One more win and here come the introductions. To Framber Valdez, the 26-year-old lefty who in the absence of Zack Greinke becomes the ace, and who on Tuesday afternoon tamped down the A’s for seven innings in a very comfortable 5-2 win. To a handful of rookies in a bullpen that has allowed two baserunners over seven innings to the A’s. And the reintroductions. To Dusty Baker, who cooly asked them to breathe, who snuck them through the postseason’s back door and then counted on something like the past four games, all of them wins, perhaps none of those expected outside of his own dugout.
“You know, I’ve been up two-oh before,” Baker said. “You’ve got to put them away when you have a chance. If you let them off the mat, these guys know how to win. We’d like to win it tomorrow and not get any drama in Game 4 or 5. We know it’s not done yet.”
They’ll start 25-year-old Jose Urquidy in Game 3 because Greinke, according to Baker, has a sore arm.
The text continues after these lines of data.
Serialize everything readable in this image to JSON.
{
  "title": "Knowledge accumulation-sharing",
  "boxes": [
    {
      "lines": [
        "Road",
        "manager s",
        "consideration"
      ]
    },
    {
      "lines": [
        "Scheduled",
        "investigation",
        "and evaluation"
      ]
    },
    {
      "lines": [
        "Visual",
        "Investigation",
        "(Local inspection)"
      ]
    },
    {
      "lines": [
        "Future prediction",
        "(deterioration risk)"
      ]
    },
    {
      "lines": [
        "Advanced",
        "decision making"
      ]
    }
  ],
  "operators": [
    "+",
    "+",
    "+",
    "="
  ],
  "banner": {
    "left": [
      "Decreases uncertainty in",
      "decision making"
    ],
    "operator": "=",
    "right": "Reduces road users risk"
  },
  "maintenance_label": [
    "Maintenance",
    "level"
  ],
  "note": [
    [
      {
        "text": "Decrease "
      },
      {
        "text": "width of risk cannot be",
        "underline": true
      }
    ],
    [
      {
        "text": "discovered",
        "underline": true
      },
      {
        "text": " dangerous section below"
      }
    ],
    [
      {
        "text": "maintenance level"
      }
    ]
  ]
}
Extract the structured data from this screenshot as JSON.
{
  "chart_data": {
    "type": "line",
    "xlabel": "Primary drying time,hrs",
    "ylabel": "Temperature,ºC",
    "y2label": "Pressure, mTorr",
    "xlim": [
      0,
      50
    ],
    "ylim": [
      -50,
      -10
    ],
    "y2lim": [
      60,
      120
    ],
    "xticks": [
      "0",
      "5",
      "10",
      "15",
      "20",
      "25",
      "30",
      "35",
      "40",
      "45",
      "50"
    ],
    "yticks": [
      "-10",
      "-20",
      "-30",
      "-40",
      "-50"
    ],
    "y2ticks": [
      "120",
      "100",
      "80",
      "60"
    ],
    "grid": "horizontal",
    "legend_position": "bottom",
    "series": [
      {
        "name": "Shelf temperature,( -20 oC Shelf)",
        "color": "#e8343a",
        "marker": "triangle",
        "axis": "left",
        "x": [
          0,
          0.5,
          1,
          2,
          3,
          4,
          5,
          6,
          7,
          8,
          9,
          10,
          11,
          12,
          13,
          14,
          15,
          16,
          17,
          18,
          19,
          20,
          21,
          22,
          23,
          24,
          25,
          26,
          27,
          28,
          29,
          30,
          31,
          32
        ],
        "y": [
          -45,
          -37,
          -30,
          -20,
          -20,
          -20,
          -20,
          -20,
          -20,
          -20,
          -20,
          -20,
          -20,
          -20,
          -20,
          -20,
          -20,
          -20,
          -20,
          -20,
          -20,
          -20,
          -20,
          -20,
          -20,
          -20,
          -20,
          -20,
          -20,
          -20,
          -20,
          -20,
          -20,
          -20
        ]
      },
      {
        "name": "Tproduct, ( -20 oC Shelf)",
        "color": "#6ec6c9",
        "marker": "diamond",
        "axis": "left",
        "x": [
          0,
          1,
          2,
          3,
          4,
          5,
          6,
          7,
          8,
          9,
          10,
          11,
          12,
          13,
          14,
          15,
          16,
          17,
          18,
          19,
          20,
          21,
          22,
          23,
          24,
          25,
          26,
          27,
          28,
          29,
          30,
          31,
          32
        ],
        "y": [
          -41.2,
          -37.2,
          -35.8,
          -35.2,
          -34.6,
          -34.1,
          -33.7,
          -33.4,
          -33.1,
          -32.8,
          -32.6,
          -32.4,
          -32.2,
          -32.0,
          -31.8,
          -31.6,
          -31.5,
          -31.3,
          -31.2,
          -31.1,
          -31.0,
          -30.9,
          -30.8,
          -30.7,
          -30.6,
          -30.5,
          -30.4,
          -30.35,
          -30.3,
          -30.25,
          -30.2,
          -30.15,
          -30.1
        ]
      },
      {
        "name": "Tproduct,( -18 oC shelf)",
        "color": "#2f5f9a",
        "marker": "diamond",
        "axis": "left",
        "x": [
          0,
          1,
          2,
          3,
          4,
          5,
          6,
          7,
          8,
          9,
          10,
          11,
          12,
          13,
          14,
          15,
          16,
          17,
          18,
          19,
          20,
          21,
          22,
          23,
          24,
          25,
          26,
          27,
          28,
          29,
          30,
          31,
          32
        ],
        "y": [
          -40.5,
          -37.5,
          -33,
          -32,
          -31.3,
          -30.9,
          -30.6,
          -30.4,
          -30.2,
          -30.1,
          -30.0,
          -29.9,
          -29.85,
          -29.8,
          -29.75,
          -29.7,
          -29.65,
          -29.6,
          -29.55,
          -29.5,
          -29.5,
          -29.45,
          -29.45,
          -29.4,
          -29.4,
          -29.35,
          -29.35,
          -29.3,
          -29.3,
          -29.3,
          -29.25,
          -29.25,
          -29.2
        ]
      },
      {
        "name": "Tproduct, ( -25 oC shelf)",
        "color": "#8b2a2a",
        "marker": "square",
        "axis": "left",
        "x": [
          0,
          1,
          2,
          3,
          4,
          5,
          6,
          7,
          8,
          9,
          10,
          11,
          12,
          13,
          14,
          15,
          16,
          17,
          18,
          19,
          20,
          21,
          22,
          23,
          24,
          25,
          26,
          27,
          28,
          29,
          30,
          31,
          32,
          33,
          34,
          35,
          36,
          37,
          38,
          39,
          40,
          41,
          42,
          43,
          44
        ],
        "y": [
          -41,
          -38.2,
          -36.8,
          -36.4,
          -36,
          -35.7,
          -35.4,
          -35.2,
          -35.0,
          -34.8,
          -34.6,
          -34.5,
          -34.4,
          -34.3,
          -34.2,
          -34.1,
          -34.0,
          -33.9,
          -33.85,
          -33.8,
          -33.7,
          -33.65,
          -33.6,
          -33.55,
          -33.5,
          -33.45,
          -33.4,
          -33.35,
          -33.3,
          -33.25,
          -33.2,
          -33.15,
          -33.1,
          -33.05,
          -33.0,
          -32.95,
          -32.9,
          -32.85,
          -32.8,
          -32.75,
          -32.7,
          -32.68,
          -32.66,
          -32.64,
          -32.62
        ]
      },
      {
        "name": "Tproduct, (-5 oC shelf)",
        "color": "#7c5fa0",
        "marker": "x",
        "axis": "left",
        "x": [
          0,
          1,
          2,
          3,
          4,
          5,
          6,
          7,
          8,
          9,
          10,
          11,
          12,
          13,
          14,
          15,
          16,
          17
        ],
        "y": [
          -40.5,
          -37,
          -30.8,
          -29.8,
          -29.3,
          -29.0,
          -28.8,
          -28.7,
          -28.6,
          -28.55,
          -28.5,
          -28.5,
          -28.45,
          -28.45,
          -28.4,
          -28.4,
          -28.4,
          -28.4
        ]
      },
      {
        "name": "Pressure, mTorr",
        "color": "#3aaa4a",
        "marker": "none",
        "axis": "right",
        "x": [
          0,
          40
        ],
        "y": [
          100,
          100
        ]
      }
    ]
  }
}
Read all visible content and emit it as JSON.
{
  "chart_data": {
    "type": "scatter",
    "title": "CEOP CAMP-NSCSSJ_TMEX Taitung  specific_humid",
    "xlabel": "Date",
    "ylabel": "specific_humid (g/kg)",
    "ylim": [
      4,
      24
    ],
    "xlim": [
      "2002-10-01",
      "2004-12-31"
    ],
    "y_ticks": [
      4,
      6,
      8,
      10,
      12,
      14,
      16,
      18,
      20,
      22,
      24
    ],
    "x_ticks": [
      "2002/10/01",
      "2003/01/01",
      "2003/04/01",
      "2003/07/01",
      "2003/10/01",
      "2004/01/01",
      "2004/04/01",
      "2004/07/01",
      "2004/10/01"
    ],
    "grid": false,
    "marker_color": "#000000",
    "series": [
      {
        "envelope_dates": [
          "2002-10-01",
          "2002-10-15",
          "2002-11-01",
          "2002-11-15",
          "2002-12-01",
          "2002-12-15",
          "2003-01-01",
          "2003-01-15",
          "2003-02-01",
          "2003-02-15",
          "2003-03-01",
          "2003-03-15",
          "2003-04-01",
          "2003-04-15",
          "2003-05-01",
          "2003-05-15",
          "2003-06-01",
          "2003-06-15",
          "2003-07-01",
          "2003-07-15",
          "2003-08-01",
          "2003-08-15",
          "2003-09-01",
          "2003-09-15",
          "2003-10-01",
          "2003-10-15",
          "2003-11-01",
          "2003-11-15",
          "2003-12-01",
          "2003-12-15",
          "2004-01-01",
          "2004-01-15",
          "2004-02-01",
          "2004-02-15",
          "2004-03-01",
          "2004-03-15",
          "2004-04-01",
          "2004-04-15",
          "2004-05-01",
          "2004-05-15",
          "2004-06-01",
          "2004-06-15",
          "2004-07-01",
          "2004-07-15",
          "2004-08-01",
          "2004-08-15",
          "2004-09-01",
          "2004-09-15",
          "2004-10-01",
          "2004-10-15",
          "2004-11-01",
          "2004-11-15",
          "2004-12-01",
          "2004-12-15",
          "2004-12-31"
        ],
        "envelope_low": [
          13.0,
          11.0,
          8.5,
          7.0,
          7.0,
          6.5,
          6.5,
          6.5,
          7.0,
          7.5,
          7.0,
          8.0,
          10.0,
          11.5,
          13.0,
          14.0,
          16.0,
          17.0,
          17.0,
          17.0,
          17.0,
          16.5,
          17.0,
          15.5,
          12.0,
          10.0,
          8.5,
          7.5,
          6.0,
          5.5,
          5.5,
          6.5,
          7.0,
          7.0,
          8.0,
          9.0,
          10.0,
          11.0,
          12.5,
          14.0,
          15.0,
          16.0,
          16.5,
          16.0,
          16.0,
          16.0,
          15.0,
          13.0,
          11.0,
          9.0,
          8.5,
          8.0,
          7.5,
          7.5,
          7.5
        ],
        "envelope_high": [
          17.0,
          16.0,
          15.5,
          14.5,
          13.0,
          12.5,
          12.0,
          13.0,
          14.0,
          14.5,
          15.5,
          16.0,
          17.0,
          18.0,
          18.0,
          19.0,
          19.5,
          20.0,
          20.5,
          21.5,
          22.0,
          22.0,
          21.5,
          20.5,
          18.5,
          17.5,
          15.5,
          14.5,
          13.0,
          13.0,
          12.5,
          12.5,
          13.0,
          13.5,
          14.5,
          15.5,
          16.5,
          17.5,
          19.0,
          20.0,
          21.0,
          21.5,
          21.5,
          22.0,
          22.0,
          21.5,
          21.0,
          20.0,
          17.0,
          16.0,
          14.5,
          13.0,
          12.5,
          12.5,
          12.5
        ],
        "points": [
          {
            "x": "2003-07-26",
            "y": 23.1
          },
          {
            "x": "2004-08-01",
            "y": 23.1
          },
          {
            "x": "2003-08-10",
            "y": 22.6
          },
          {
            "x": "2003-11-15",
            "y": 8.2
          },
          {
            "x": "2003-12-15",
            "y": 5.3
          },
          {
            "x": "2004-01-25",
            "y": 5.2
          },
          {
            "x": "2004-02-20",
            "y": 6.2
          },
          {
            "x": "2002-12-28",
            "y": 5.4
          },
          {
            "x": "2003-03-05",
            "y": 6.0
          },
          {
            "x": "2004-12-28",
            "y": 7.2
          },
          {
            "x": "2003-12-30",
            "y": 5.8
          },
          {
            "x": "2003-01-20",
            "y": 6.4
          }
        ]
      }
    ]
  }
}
They’ll line up the guys who won two pennants, who won a World Series, went to another and who then had to explain themselves for going on a year.
Probably, it hasn’t been great. Probably, it shouldn’t have been.
Late Tuesday afternoon, as the Yankees and Rays were beginning their game down south and in primetime, Springer sat before a camera and said he can’t explain why he hits so well at Dodger Stadium. He had the four hits Monday. He had the two home runs Tuesday. Three years ago, over the final days of September and the first day of November, he raked here. It just is, he said. What he did know, he said, however, is that those guys, his teammates, could play. That they know what an October moment feels like. That they know how to win it.
“You’re in and anything can happen,” he said. “I’m honestly just enjoying the moment. … It’s not about stats in the playoffs. It’s about wins. And do what you can in the moment.”
It seems the Astros have been granted another. Actually, it seems they’ve insisted on another. They are that one win from playing again into the second half of October.
If, by the way, you were moved to line up the franchises most publicly put out by what the Astros had become, you might just start with the Oakland A’s, the New York Yankees and the Los Angeles Dodgers. The aggrieved are still out there. So, it turns out, are the Astros, working stiffs, still waiting for the lights to come on.